Johnson – A 6-4 junior, he helped the rebuilding Polar Bears (12-12) get back into the Region 1 co-finals, leading the team in scoring (19.5), rebounds (6.9), steals (41) and minutes played (30-plus). Johnson also shot 56 percent overall from the floor and averaged nearly two assists per game.
LeRose – A 6-0 senior, he transferred from Nicholas County and had a solid impact on the Tigers (22-2), who wound up No. 3 in the state poll and reached the Region 3 co-finals. LeRose averaged 16.7 points and sank 53 3s, upping his career scoring total to 2,143 points, 15th-highest all-time in West Virginia.
Lucas – The 6-5 junior was a force all over the floor as the Eagles (22-2) ended up No. 4 in the state poll and carried a 22-game winning streak into the Region 2 co-finals. Lucas led RCB in scoring (14.5), rebounds (8.1), assists (3.0), steals (2.8), deflections (43) and blocked shots (36) and shot 52 percent from the field.

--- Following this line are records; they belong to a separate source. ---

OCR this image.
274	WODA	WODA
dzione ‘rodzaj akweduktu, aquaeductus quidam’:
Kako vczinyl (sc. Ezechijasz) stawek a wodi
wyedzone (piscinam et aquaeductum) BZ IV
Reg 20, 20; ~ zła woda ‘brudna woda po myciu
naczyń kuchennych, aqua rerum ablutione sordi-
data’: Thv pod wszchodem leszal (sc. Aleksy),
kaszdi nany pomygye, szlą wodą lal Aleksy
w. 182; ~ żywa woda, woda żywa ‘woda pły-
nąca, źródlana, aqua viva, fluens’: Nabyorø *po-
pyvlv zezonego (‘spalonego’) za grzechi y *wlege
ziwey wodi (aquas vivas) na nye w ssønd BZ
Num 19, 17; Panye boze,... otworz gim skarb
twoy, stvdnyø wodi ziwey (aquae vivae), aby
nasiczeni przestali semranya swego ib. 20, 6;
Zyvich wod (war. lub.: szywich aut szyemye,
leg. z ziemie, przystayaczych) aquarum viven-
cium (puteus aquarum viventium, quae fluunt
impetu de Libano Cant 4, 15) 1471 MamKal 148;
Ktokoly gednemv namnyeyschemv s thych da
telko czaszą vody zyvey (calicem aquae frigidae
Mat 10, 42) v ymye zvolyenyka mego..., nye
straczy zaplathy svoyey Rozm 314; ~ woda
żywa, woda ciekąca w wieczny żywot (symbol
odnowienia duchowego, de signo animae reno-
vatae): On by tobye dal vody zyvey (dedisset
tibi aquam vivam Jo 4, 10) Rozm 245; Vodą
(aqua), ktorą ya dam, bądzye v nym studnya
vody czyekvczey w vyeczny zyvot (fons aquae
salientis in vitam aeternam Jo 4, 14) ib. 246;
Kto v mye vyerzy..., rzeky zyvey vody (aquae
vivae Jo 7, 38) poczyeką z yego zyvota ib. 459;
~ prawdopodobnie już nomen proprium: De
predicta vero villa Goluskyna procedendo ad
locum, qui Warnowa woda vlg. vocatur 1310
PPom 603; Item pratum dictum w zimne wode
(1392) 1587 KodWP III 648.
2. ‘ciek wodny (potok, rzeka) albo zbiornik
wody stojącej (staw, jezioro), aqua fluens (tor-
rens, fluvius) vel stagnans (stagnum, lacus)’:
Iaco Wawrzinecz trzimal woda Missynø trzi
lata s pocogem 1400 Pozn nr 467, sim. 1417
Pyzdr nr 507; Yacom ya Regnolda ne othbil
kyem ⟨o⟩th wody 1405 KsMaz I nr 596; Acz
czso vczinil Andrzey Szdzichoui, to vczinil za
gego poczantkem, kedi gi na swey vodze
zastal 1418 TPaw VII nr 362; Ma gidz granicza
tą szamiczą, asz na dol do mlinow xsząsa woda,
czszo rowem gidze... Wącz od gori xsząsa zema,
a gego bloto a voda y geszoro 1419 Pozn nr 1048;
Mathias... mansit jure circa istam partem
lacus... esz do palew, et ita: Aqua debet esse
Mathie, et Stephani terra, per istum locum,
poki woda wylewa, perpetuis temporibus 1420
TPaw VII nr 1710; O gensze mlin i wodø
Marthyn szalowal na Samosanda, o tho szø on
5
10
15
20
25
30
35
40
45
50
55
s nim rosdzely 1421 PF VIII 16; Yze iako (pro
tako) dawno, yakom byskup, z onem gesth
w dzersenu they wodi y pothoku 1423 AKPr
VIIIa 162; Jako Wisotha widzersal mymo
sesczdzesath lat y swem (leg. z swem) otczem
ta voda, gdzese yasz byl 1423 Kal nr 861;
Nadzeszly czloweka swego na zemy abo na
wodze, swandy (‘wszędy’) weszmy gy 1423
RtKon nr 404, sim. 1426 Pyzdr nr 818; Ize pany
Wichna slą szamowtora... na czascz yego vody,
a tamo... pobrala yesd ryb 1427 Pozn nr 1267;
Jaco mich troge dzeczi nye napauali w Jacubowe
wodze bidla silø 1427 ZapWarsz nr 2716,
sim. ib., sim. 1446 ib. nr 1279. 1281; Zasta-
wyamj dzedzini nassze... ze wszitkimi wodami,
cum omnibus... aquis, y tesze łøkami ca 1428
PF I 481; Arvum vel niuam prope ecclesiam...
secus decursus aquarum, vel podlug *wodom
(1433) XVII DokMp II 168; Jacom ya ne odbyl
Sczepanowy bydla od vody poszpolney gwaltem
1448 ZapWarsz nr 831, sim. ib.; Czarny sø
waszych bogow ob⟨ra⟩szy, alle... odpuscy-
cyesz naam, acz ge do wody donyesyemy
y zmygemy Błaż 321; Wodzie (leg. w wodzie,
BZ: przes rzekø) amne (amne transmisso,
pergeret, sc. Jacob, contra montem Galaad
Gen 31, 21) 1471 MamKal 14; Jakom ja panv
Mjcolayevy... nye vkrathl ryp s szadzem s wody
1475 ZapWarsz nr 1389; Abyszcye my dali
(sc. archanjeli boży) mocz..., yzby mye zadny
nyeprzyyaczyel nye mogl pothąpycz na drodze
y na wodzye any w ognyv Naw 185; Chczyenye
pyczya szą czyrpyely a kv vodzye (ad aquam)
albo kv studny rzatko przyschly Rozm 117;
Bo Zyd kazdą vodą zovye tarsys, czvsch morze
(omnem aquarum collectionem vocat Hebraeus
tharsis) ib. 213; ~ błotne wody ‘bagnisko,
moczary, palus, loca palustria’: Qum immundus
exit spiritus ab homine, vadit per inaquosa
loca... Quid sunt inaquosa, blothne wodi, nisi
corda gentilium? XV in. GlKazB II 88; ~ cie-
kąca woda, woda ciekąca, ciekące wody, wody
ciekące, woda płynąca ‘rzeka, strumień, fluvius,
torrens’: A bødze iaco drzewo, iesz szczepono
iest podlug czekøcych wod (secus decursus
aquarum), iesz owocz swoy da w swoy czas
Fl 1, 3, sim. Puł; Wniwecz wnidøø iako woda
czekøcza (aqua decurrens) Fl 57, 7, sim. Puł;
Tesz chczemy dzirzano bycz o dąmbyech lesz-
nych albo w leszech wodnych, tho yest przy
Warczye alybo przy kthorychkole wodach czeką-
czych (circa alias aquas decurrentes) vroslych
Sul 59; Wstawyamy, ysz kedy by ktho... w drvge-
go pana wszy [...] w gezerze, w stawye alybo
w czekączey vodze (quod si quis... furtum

McKneely – The 6-3 sophomore elevated his game, helping the Dots (21-3) earn the No. 6 spot in the final poll and a berth in the Region 4 co-finals. McKneely tops Poca in scoring (22.0), steals and deflections and also averages four rebounds and three assists. His assist-to-turnover ratio is an outstanding 2.5 and he’s already less than 30 points away from 1,000 for his career.
Williams – A 6-2 senior, he topped the Tigers in scoring (20.0) as his team picked up five wins against Class AAA contenders (George Washington, Woodrow Wilson, Capital, South Charleston twice), beat RCB and won once against Bluefield. Williams, who has scored 1,220 career points, has signed with Glenville State.
Killen, Crews, Early and LeRose are all repeat first-team selections from last year, while McKneely and Williams were on the second team. The captain of this year’s second team is Drew Hatfield of Mingo Central.
Rick Ryan is a sports reporter for the Charleston Gazette-Mail and provided this story on behalf of the WVSWA.